We're aiming for 100% certified, recycled or renewable guest packaging materials by the end of 2025. Our ambition is to drastically reduce plastics and offer sustainable Happy Meal toys2 and transition to more sustainable materials by the end of 2025.

Does McDonald's use a differentiation strategy? ›

Fast Food Strategy of Efficiency

Efficiency is central to differentiation strategies used by McDonald's. The company routinely locates restaurants just off of highway exits or in well-traveled business districts.

What type of pricing strategy does McDonald's use? ›

McDonald's pricing strategy involves price bundling combined with psychological pricing. In price bundling, the company offers meals and other product bundles for a discount. This is especially so because of the lack of regional or global alliances among suppliers.

Which strategy is McDonald's likely to employ in order to appeal to local tastes? ›

Customisation: McDonalds have a relatively standard brand, logo and menu across the world however some menu items are adjusted to fit local tastes and generate increased sales.

On what differentiating factors are McDonald's restaurants positioned? ›

It is made up of four factors which are 1) Product differentiation 2) Differentiation basedon services accompanying the product 3) Personnel differentiation and 4) Imagedifferentiation. McDonalds has only used one of these factors to position itself which isPersonnel differentiation.

What is a good example of differentiation strategy? ›

An example of product differentiation is when a company emphasizes a characteristic of a new product to market that sets it apart from others already on the market. For example, Tesla differentiates itself from other auto brands because their cars are innovative, high-end, and battery-operated.

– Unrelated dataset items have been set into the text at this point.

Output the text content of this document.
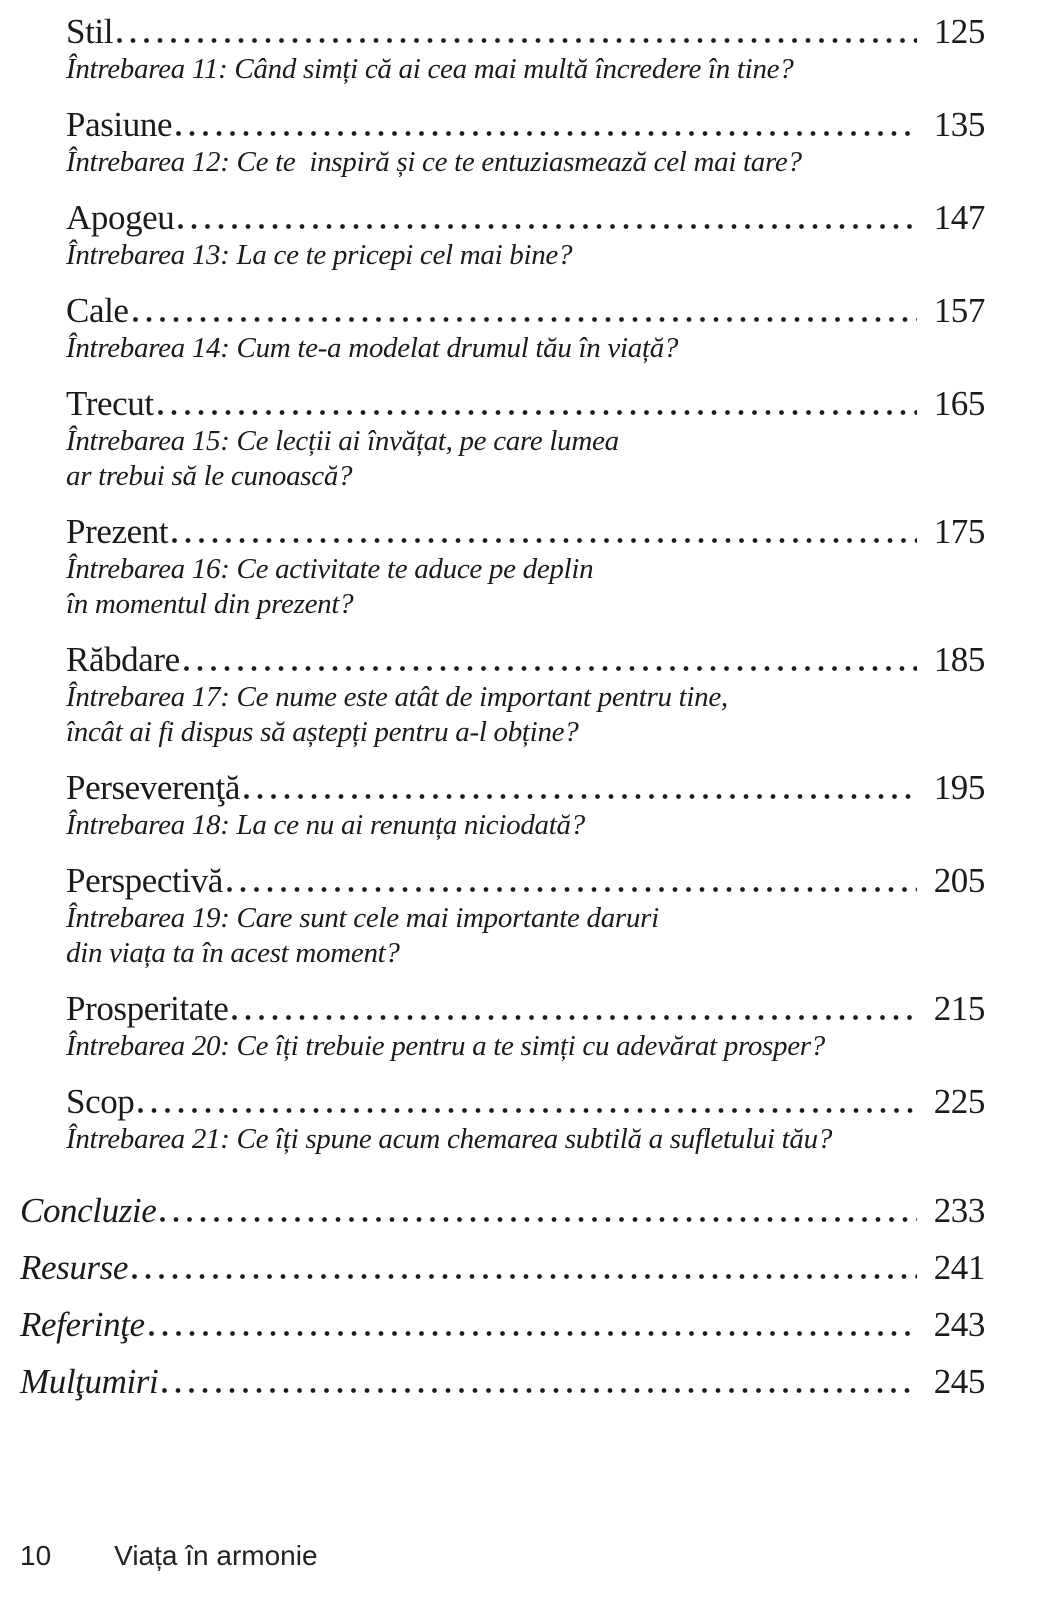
Stil	125
Întrebarea 11: Când simți că ai cea mai multă încredere în tine?
Pasiune	135
Întrebarea 12: Ce te  inspiră și ce te entuziasmează cel mai tare?
Apogeu	147
Întrebarea 13: La ce te pricepi cel mai bine?
Cale	157
Întrebarea 14: Cum te-a modelat drumul tău în viață?
Trecut	165
Întrebarea 15: Ce lecții ai învățat, pe care lumea
ar trebui să le cunoască?
Prezent	175
Întrebarea 16: Ce activitate te aduce pe deplin
în momentul din prezent?
Răbdare	185
Întrebarea 17: Ce nume este atât de important pentru tine,
încât ai fi dispus să aștepți pentru a-l obține?
Perseverenţă	195
Întrebarea 18: La ce nu ai renunța niciodată?
Perspectivă	205
Întrebarea 19: Care sunt cele mai importante daruri
din viața ta în acest moment?
Prosperitate	215
Întrebarea 20: Ce îți trebuie pentru a te simți cu adevărat prosper?
Scop	225
Întrebarea 21: Ce îți spune acum chemarea subtilă a sufletului tău?
Concluzie	233
Resurse	241
Referinţe	243
Mulţumiri	245
10 Viața în armonie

What are the 3 generic strategies for competitive advantage? ›

The two basic types of competitive advantage combined with the scope of activities for which a firm seeks to achieve them, lead to three generic strategies for achieving above average performance in an industry: cost leadership, differentiation, and focus.

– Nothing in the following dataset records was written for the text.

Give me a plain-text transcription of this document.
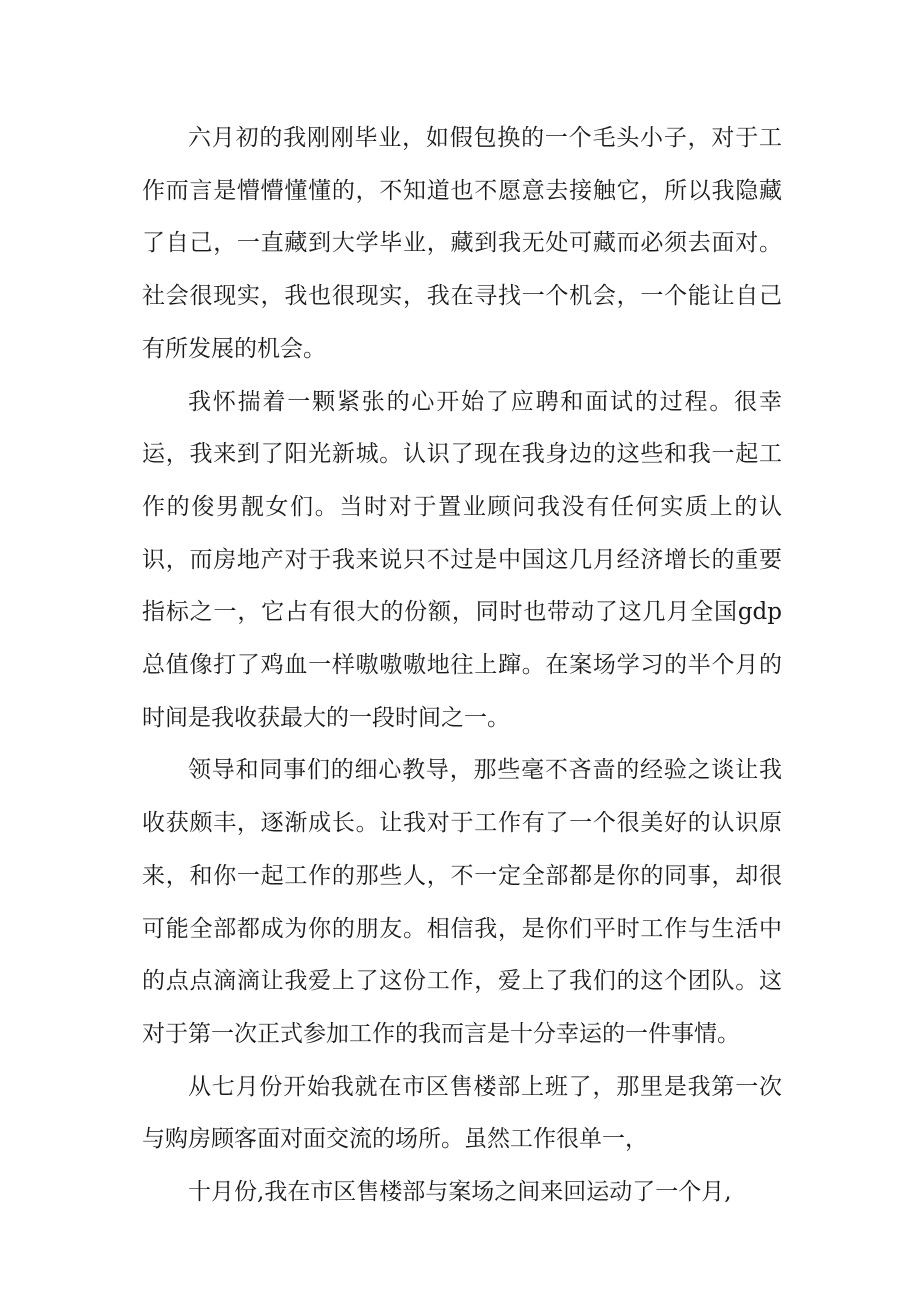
六月初的我刚刚毕业，如假包换的一个毛头小子，对于工作而言是懵懵懂懂的，不知道也不愿意去接触它，所以我隐藏了自己，一直藏到大学毕业，藏到我无处可藏而必须去面对。社会很现实，我也很现实，我在寻找一个机会，一个能让自己有所发展的机会。

我怀揣着一颗紧张的心开始了应聘和面试的过程。很幸运，我来到了阳光新城。认识了现在我身边的这些和我一起工作的俊男靓女们。当时对于置业顾问我没有任何实质上的认识，而房地产对于我来说只不过是中国这几月经济增长的重要指标之一，它占有很大的份额，同时也带动了这几月全国gdp总值像打了鸡血一样嗷嗷嗷地往上蹿。在案场学习的半个月的时间是我收获最大的一段时间之一。

领导和同事们的细心教导，那些毫不吝啬的经验之谈让我收获颇丰，逐渐成长。让我对于工作有了一个很美好的认识原来，和你一起工作的那些人，不一定全部都是你的同事，却很可能全部都成为你的朋友。相信我，是你们平时工作与生活中的点点滴滴让我爱上了这份工作，爱上了我们的这个团队。这对于第一次正式参加工作的我而言是十分幸运的一件事情。

从七月份开始我就在市区售楼部上班了，那里是我第一次与购房顾客面对面交流的场所。虽然工作很单一，

十月份,我在市区售楼部与案场之间来回运动了一个月,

What are the three generic strategies? ›

According to Porter's Generic Strategies model, there are three basic strategic options available to organizations for gaining competitive advantage. These are: Cost Leadership, Differentiation and Focus.

What are the benefits of generic strategy? ›

A generic strategy is a general way of positioning a firm within an industry. Focusing on one generic strategy allows executives to concentrate on the core elements of firms' business-level strategies and avoid competing in the markets better served by other generic strategies.

What is McDonald's promotion strategy? ›

McDonald's leads in the fast food industry with its promotional techniques that include offers and freebies to regularly attract customers. For example, McDonald's offers a "Happy Meal," which consists of a main meal, side, and drink for a discounted price.

Why is McDonald's marketing successful? ›

Understanding their customers in context

McDonald's demonstrates that time and time again, they understand how and why their customers choose their brand. It's this intricate understanding of their audience tastes, motivations and behaviours that truly sets them a part.

What are the 4 P's of McDonald's? ›

McDonald's marketing mix strategy examines the company using the marketing mix paradigm, which includes the four Ps (Product, Price, Place, Promotion). Product development, price strategy, promotion planning, and so on are all examples of marketing tactics.